# Is this a good idea



## fishboy (Feb 26, 2005)

I was cleaning my betta's 2 gallon bowl and i netted him and dumped him into my 10 gallon with 8 white clouds. He seems peaceful and is igoring the white clouds, for now, so should I leave him in the 10 gallon or move him back?


----------



## ron v (Feb 24, 2005)

Can he eat when you feed the tank? If the white clouds don't eat all the food before he can get to it, I would leave him. What is you temp? White clouds prefer it a little cooler than bettas.


----------



## fishboy (Feb 26, 2005)

they both live at room temp and always have. I to am worried about feeding but my White clouds eat bloodworm and my betta eats pellets so I'll add both and see if the white clouds leave the pellets for the betta, the betta hates bloodworm(weird, huh?).


----------



## kristian18f (Oct 31, 2005)

Yes, a bit strange but he may start liking bloodworms. I put 6 neons in with my betta who wouldn't eat flakes. I started feeding a mix of flakes and bloodworms and now he loves flakes. 

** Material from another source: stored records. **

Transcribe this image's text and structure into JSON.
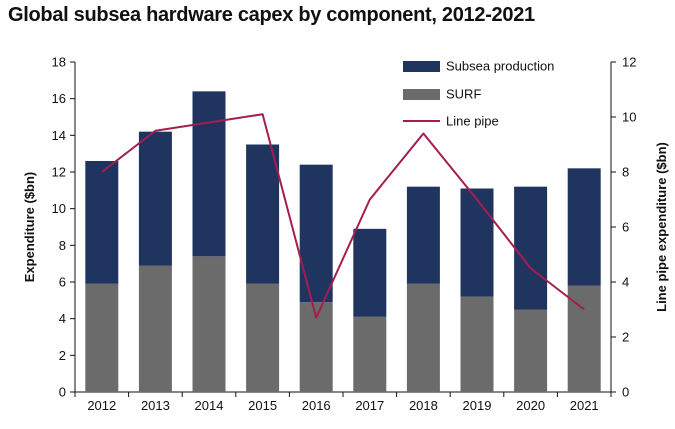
{
  "chart_data": {
    "type": "bar",
    "title": "Global subsea hardware capex by component, 2012-2021",
    "categories": [
      "2012",
      "2013",
      "2014",
      "2015",
      "2016",
      "2017",
      "2018",
      "2019",
      "2020",
      "2021"
    ],
    "ylabel": "Expenditure ($bn)",
    "y2label": "Line pipe expenditure ($bn)",
    "ylim": [
      0,
      18
    ],
    "y2lim": [
      0,
      12
    ],
    "yticks": [
      0,
      2,
      4,
      6,
      8,
      10,
      12,
      14,
      16,
      18
    ],
    "y2ticks": [
      0,
      2,
      4,
      6,
      8,
      10,
      12
    ],
    "stacked": true,
    "legend_position": "top-right",
    "grid": false,
    "series": [
      {
        "name": "Subsea production",
        "axis": "left",
        "kind": "bar",
        "color": "#1f3560",
        "values": [
          6.7,
          7.3,
          9.0,
          7.6,
          7.5,
          4.8,
          5.3,
          5.9,
          6.7,
          6.4
        ]
      },
      {
        "name": "SURF",
        "axis": "left",
        "kind": "bar",
        "color": "#6b6b6b",
        "values": [
          5.9,
          6.9,
          7.4,
          5.9,
          4.9,
          4.1,
          5.9,
          5.2,
          4.5,
          5.8
        ]
      },
      {
        "name": "Line pipe",
        "axis": "right",
        "kind": "line",
        "color": "#a51d4f",
        "values": [
          8.0,
          9.5,
          9.8,
          10.1,
          2.7,
          7.0,
          9.4,
          7.0,
          4.5,
          3.0
        ]
      }
    ]
  }
}
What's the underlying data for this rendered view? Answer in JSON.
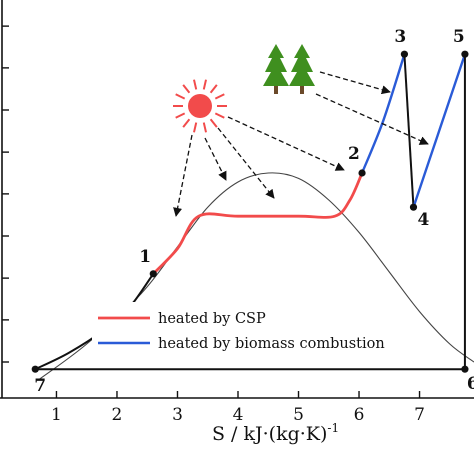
{
  "chart_data": {
    "type": "line",
    "title": "",
    "xlabel": "S / kJ·(kg·K)",
    "xlabel_exponent": "-1",
    "ylabel": "",
    "xlim": [
      0.1,
      7.9
    ],
    "ylim": [
      0,
      1
    ],
    "x_ticks": [
      "1",
      "2",
      "3",
      "4",
      "5",
      "6",
      "7"
    ],
    "x_tick_values": [
      1,
      2,
      3,
      4,
      5,
      6,
      7
    ],
    "y_tick_values": [
      0.05,
      0.167,
      0.283,
      0.4,
      0.517,
      0.633,
      0.75,
      0.867,
      0.983
    ],
    "grid": false,
    "legend_position": "bottom-right",
    "legend": [
      {
        "label": "heated by CSP",
        "color": "#f24b4b"
      },
      {
        "label": "heated by biomass combustion",
        "color": "#2a5bd7"
      }
    ],
    "saturation_dome": [
      [
        0.7,
        0.0
      ],
      [
        1.5,
        0.1
      ],
      [
        2.4,
        0.24
      ],
      [
        3.0,
        0.37
      ],
      [
        3.5,
        0.48
      ],
      [
        4.0,
        0.55
      ],
      [
        4.5,
        0.575
      ],
      [
        5.0,
        0.56
      ],
      [
        5.5,
        0.5
      ],
      [
        6.0,
        0.41
      ],
      [
        6.5,
        0.3
      ],
      [
        7.0,
        0.19
      ],
      [
        7.5,
        0.1
      ],
      [
        7.9,
        0.05
      ]
    ],
    "states": [
      {
        "label": "1",
        "x": 2.6,
        "y": 0.295
      },
      {
        "label": "2",
        "x": 6.05,
        "y": 0.575
      },
      {
        "label": "3",
        "x": 6.75,
        "y": 0.905
      },
      {
        "label": "4",
        "x": 6.9,
        "y": 0.48
      },
      {
        "label": "5",
        "x": 7.75,
        "y": 0.905
      },
      {
        "label": "6",
        "x": 7.75,
        "y": 0.03
      },
      {
        "label": "7",
        "x": 0.65,
        "y": 0.03
      }
    ],
    "series": [
      {
        "segment": "pump-and-liquid",
        "color": "#111111",
        "points": [
          [
            0.65,
            0.03
          ],
          [
            1.2,
            0.075
          ],
          [
            1.8,
            0.14
          ],
          [
            2.2,
            0.2
          ],
          [
            2.6,
            0.295
          ]
        ]
      },
      {
        "segment": "csp-heating",
        "color": "#f24b4b",
        "points": [
          [
            2.6,
            0.295
          ],
          [
            3.0,
            0.365
          ],
          [
            3.35,
            0.455
          ],
          [
            4.0,
            0.455
          ],
          [
            5.0,
            0.455
          ],
          [
            5.6,
            0.455
          ],
          [
            5.85,
            0.5
          ],
          [
            6.05,
            0.575
          ]
        ]
      },
      {
        "segment": "biomass-heating-1",
        "color": "#2a5bd7",
        "points": [
          [
            6.05,
            0.575
          ],
          [
            6.4,
            0.72
          ],
          [
            6.75,
            0.905
          ]
        ]
      },
      {
        "segment": "expansion-1",
        "color": "#111111",
        "points": [
          [
            6.75,
            0.905
          ],
          [
            6.9,
            0.48
          ]
        ]
      },
      {
        "segment": "biomass-heating-2",
        "color": "#2a5bd7",
        "points": [
          [
            6.9,
            0.48
          ],
          [
            7.3,
            0.68
          ],
          [
            7.75,
            0.905
          ]
        ]
      },
      {
        "segment": "expansion-2",
        "color": "#111111",
        "points": [
          [
            7.75,
            0.905
          ],
          [
            7.75,
            0.03
          ]
        ]
      },
      {
        "segment": "condensation",
        "color": "#111111",
        "points": [
          [
            7.75,
            0.03
          ],
          [
            0.65,
            0.03
          ]
        ]
      }
    ],
    "annotations": {
      "sun_icon": "sun-icon",
      "sun_color": "#f24b4b",
      "tree_icon": "tree-icon",
      "tree_color": "#3f8f1f"
    }
  }
}
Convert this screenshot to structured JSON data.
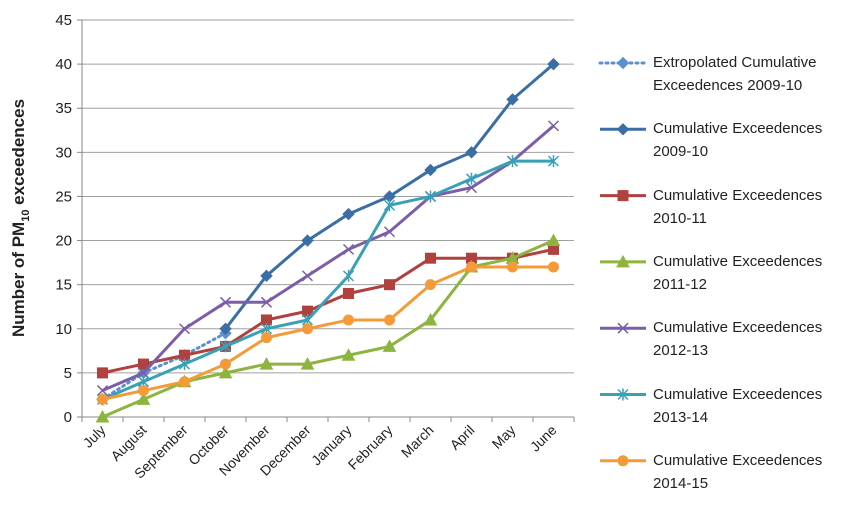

If they are peaceful I would leave them, the betta is probably happier with all of that room. Whiteclouds are a suggested tank mate for Bettas.


----------



## fishboy (Feb 26, 2005)

he's very mellow now but if a white cloud tries to poke at him it gets a nice slap in the face, but it's not a fighting thing, my betta has lived alone for 3 years+ and isn't used to others. His pellets float and the whiteclouds eat sinking bloodworms so that's taken care of. Now I have a extra bowl...how bout a new female betta?


----------